What’s the buzz?
Is eating “clean” the golden ticket to health and happiness?
What does the science say?
Search for #cleaneating on Instagram or Twitter and you’ll get several million posts, with the top ones garnering over 10,000 likes. (Not to mention the 60 million results you get with just a quick Internet search.) To say this trend has taken off is an understatement.
But what does eating “clean” really mean? Well, that depends on who you ask; there is no real definition. Some define it as eating a diet based in whole foods with nothing processed or from a package. Others have a long list of off-limit ingredients such as gluten, dairy, sugar, and soy, or necessary qualities such as organic or non-GMO. Some go as far to say that only a raw, vegan diet can be clean.
Followers of the clean eating movement claim that it’s not a “diet” in the traditional sense of the word, as it as there isn’t a prescribed meal plan and it’s not specifically used for weight loss (though many follow it in hopes of shedding a few pounds). Claims of curing health problems you didn’t even know you had, like inflammation, while achieving optimal health is one of the many reasons people jump on the clean eating bandwagon.
Eating to feel your best, improve health, and reduce risk of chronic diseases is an honorable goal. But the clean eating movement, in many ways, has become so extreme (lots of food rules and lists of “good” or “bad” foods with little flexibility) that it can create an unhealthy obsession with eating a specific way. Critics of the trend (and there are many) assert that this obsession with what we put in our bodies is leading to increases in a pattern of disordered eating called orthorexia, or a fixation on healthy (or righteous) eating.
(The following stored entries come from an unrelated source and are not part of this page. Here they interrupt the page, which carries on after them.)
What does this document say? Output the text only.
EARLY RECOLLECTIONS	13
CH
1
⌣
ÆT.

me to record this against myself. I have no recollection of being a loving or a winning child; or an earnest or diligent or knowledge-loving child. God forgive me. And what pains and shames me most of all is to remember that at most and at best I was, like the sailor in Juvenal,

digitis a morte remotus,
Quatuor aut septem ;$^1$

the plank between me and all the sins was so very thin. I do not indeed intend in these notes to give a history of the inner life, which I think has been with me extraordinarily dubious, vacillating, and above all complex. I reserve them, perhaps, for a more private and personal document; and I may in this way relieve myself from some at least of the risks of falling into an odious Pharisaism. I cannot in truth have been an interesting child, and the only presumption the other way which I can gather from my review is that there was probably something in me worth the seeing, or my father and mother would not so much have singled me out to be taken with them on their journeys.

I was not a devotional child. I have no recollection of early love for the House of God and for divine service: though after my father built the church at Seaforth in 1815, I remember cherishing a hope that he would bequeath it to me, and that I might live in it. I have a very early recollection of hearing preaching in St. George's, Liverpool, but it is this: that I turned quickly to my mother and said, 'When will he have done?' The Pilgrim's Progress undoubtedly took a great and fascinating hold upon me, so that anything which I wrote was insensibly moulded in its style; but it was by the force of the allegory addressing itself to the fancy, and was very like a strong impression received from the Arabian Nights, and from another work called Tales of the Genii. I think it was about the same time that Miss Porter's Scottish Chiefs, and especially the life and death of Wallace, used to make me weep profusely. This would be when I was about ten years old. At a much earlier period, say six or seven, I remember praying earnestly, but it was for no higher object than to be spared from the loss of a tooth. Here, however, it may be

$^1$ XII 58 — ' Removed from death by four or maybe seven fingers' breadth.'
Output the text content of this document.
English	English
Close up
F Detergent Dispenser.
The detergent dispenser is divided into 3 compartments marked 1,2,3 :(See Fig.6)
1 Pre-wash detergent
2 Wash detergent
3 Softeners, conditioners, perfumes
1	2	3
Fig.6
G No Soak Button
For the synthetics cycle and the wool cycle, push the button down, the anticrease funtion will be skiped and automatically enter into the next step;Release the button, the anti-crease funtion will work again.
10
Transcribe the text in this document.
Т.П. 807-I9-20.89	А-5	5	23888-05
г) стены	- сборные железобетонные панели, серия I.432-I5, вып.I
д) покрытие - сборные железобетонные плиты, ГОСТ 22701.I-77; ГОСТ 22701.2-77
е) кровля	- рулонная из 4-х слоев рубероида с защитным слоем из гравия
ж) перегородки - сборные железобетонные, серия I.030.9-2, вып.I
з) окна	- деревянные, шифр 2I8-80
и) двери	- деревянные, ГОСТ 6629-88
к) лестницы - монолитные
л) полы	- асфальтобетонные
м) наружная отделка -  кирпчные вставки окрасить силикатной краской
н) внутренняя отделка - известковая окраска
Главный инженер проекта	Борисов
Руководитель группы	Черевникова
Though eating more whole foods is linked to better health, many of the versions of clean eating may be too strict. Eliminating entire food groups can lead to nutritional deficiencies and overly limited food choices. It can be socially alienating to follow such a strict set of dietary rules and that can lead to excess stress and guilt, which may be more detrimental than a few less-than-stellar food habits. It’s also well-documented in research about dieting that dieters following an overly restrictive eating plan are likely to eventually binge on foods they aren’t “allowed” to eat.
What’s the takeaway?
The all-or-nothing mentality of clean eating can be a slippery slope. Most Americans can benefit from eating more vegetables and fewer processed foods. But following a balanced diet that is filled with mostly fiber- and nutrient-rich plants (and some fish, dairy, eggs, and meat if you choose to eat those foods) while indulging in the occasional treat continues to be the most healthful option for both your physical and emotional health.